Oh, I know exactly where they are, more or less; but still, they are most likely lost to me for all time.
My images and artwork are represented on a world-wide basis ... some via websites that I manage, others by agencies in New York City, Chicago, North Dakota and other locations in the U.S. . The owner of one of the agencies passed away ... about a year-and-a-half ago ... and his family decided to dissolve the business.
Some months after the owner's death, his family began the daunting task of sorting about 500,000 thirty-five millimeter slides ... by photographer ... then boxing and mailing them. The slides were filed by subject, NOT photographer so you can just imagine the scope of such a project.
I waited a good year after being notified of the death of both my agent and his agency and then, I inquired about my 8000 slides. Long story short, after a second inquiry some months after the first, the owner's widow expressed her sadness and devastation and lamented ... "I doubt that I can get through all of the slides in my lifetime."
She informed me that she would send the 621 slides she had to date set aside for me ... which she did ... they arrived yesterday ... and I promised her I would make no further requests. I wished her and her family peace and I assume, that-is-that.

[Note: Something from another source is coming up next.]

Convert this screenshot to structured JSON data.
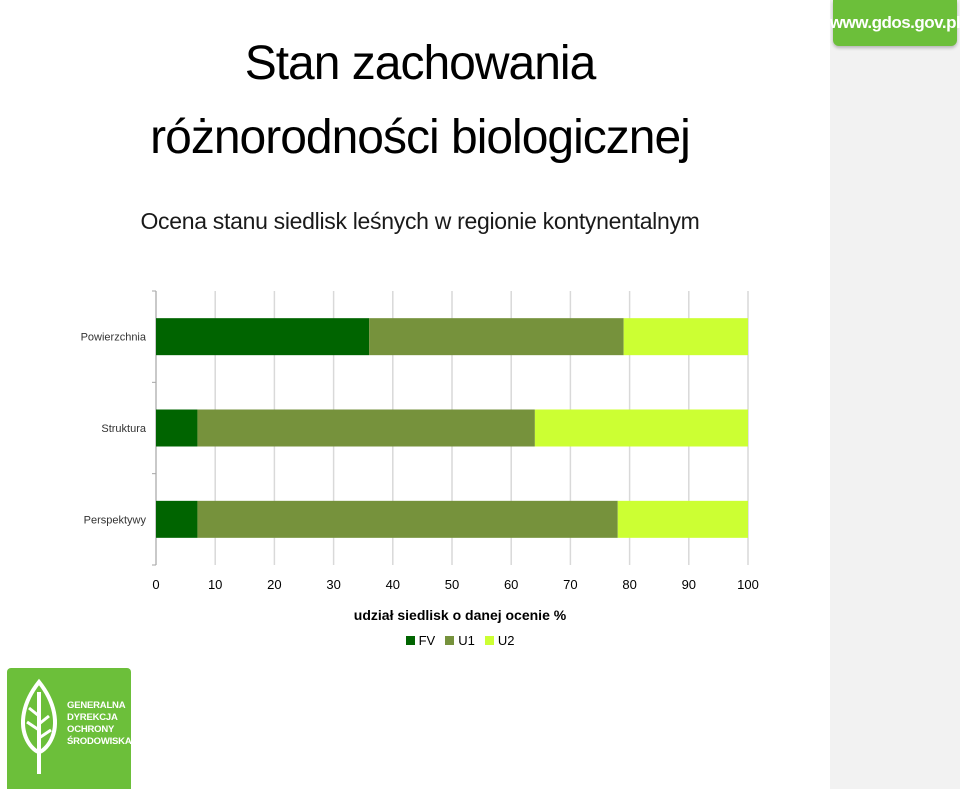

The age of digital photography which began seriously about ten years ago, made sending slides in plastic, 20-pocket pages, a needless phenomenon. These days, all submissions to agents and publishers are digital ... uploaded via FTP (file transfer protocol applications), key words embedded, no mailing ... slides/film are scanned, every image backed up and kept by photographer, agent, publisher ... it's a "have-your-cake-and-eat-it-too" deal.

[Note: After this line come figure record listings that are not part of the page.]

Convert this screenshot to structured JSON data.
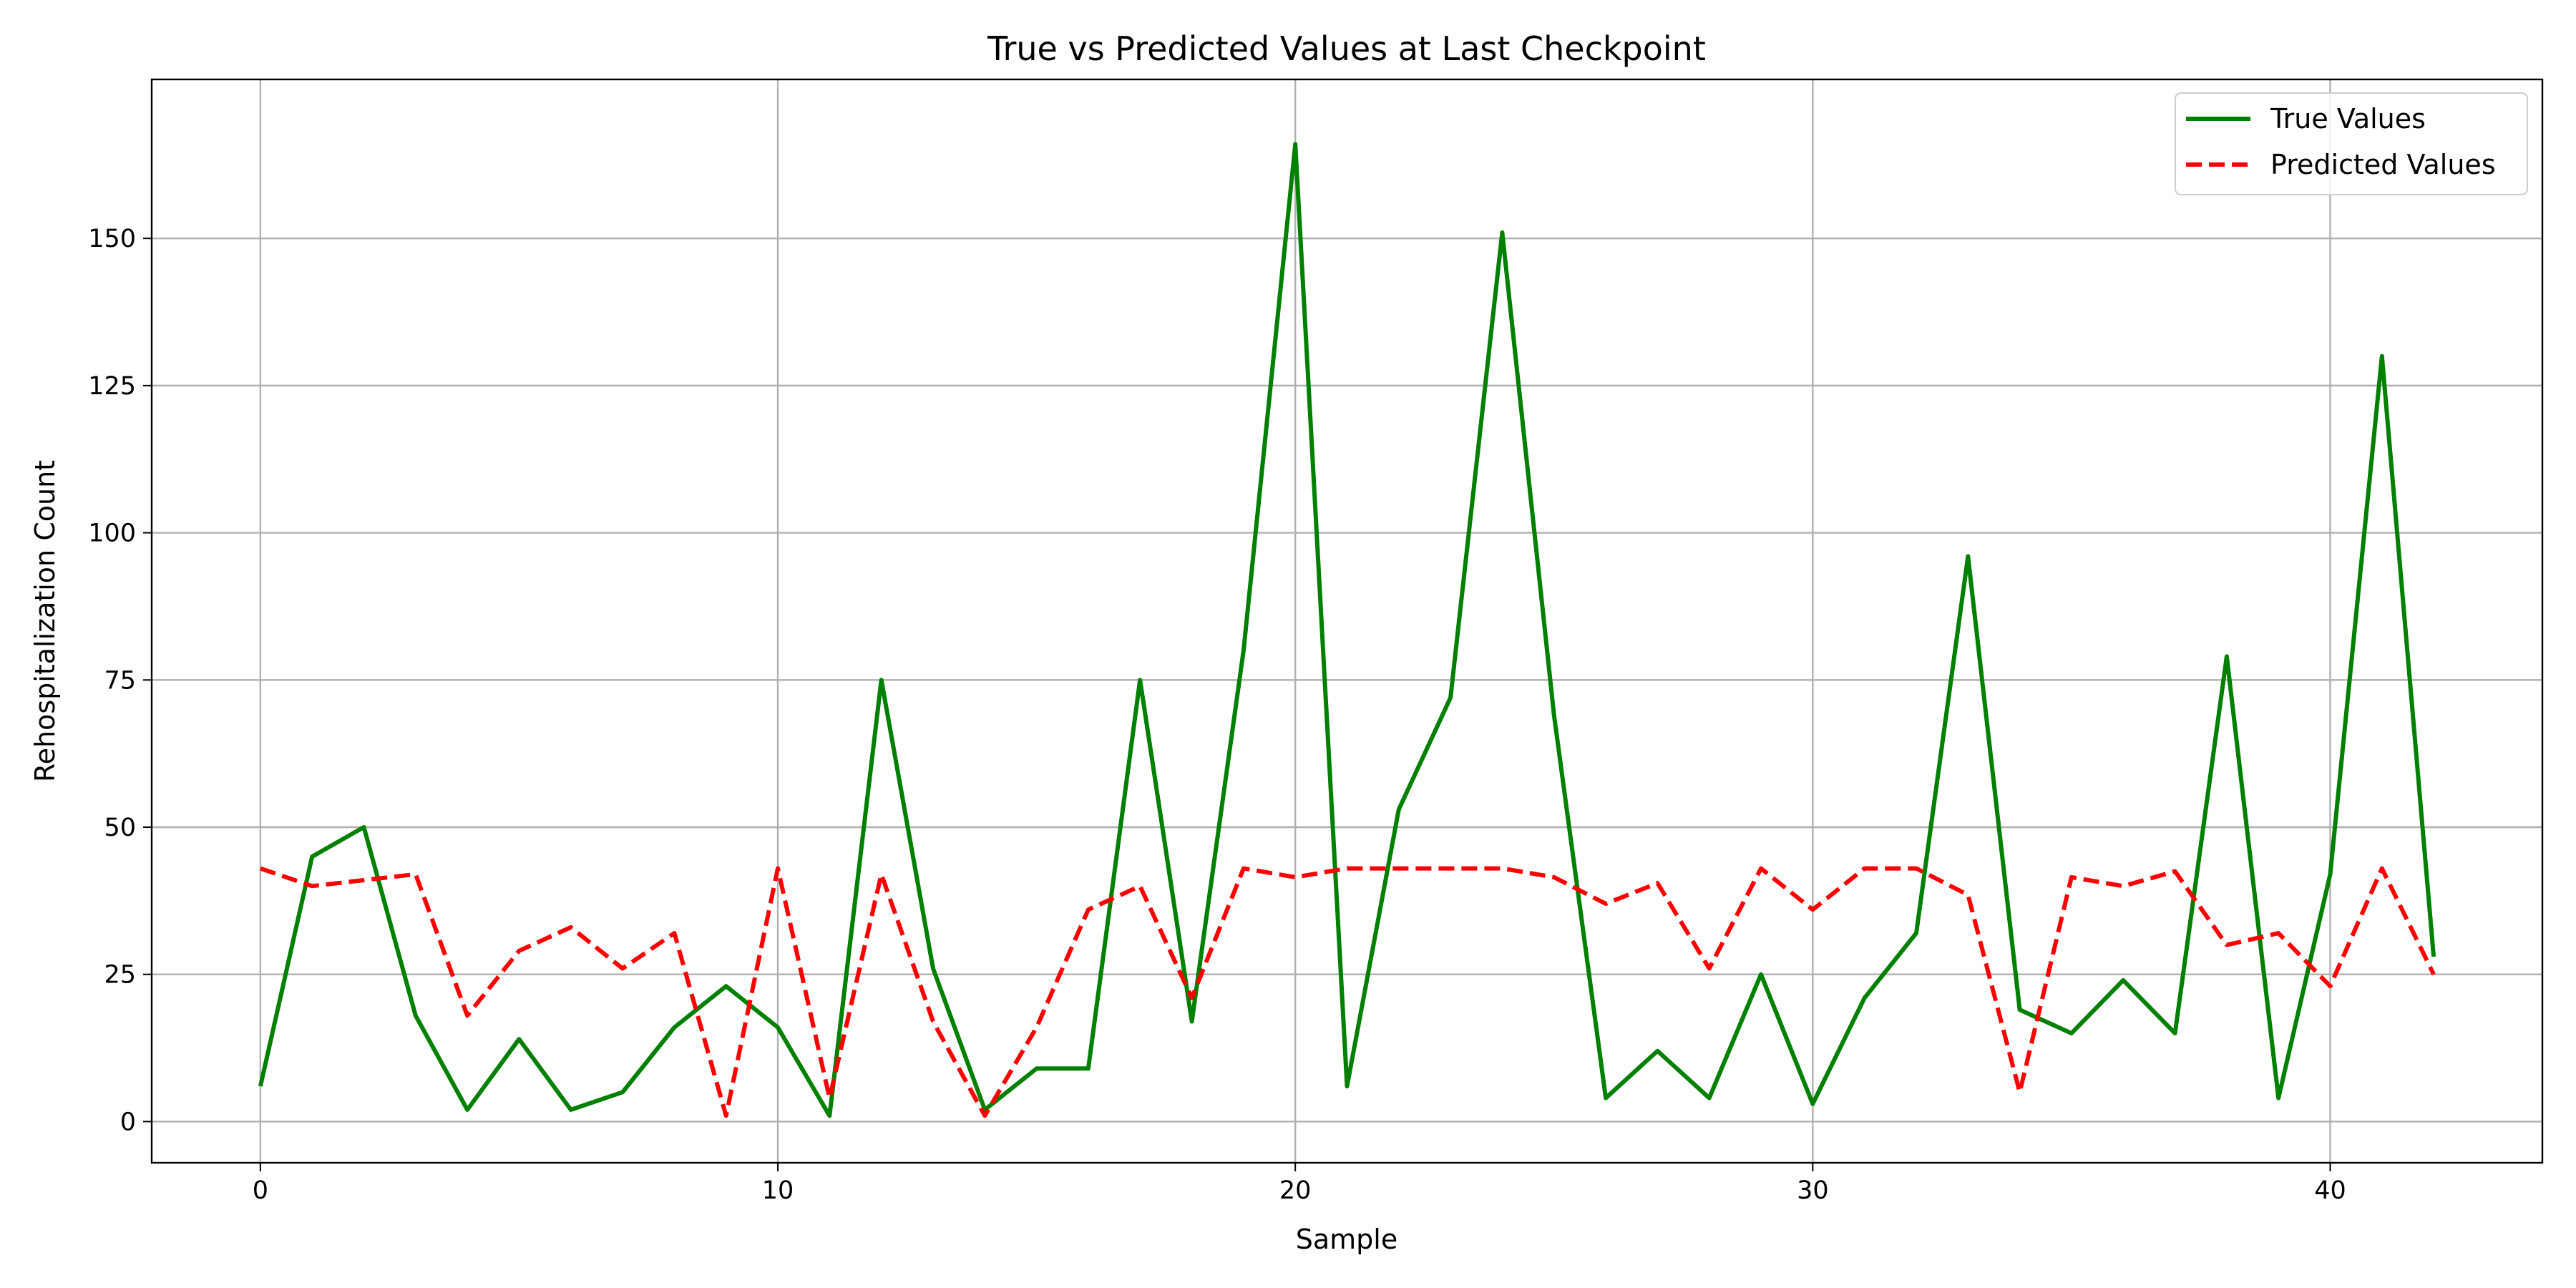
{
  "chart_data": {
    "type": "line",
    "title": "True vs Predicted Values at Last Checkpoint",
    "xlabel": "Sample",
    "ylabel": "Rehospitalization Count",
    "xlim": [
      -2.1,
      44.1
    ],
    "ylim": [
      -7,
      177
    ],
    "xticks": [
      0,
      10,
      20,
      30,
      40
    ],
    "yticks": [
      0,
      25,
      50,
      75,
      100,
      125,
      150
    ],
    "grid": true,
    "legend_position": "top-right",
    "x": [
      0,
      1,
      2,
      3,
      4,
      5,
      6,
      7,
      8,
      9,
      10,
      11,
      12,
      13,
      14,
      15,
      16,
      17,
      18,
      19,
      20,
      21,
      22,
      23,
      24,
      25,
      26,
      27,
      28,
      29,
      30,
      31,
      32,
      33,
      34,
      35,
      36,
      37,
      38,
      39,
      40,
      41,
      42
    ],
    "series": [
      {
        "name": "True Values",
        "color": "#008000",
        "dash": "solid",
        "values": [
          6,
          45,
          50,
          18,
          2,
          14,
          2,
          5,
          16,
          23,
          16,
          1,
          75,
          26,
          2,
          9,
          9,
          75,
          17,
          80,
          166,
          6,
          53,
          72,
          151,
          69,
          4,
          12,
          4,
          25,
          3,
          21,
          32,
          96,
          19,
          15,
          24,
          15,
          79,
          4,
          42,
          130,
          28
        ]
      },
      {
        "name": "Predicted Values",
        "color": "#ff0000",
        "dash": "dashed",
        "values": [
          43,
          40,
          41,
          42,
          18,
          29,
          33,
          26,
          32,
          1,
          43,
          4,
          42,
          17,
          1,
          16,
          36,
          40,
          21,
          43,
          41.5,
          43,
          43,
          43,
          43,
          41.5,
          37,
          40.5,
          26,
          43,
          36,
          43,
          43,
          38.5,
          5,
          41.5,
          40,
          42.5,
          30,
          32,
          23,
          43,
          25
        ]
      }
    ]
  }
}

I'd love to have my other 7400 "lost" slides, I truly would; but my loss is insignificant when contrasted with a family that lost a husband and a father ... a human being. I might get back to Baseball's Hall of Fame and retake the shots I got there many years ago ... and while I'll never get back to Philadelphia's Vet Stadium to get another shot of Mike Schmidt playing third (the Vet is demolished and Schmitty is retired) ... in the BIG PICTURE ...
Do I miss my photos ... of course; and do I hold out hope for their return ... somewhat.
But when an individual loses a loved one, he or she is likely to wish for their return ...
And I cannot think of anything more painful than a wish that holds no hope.
In perspective, the slides matter little ... but the memories are still mine.
Peace to you and your family, Andrea.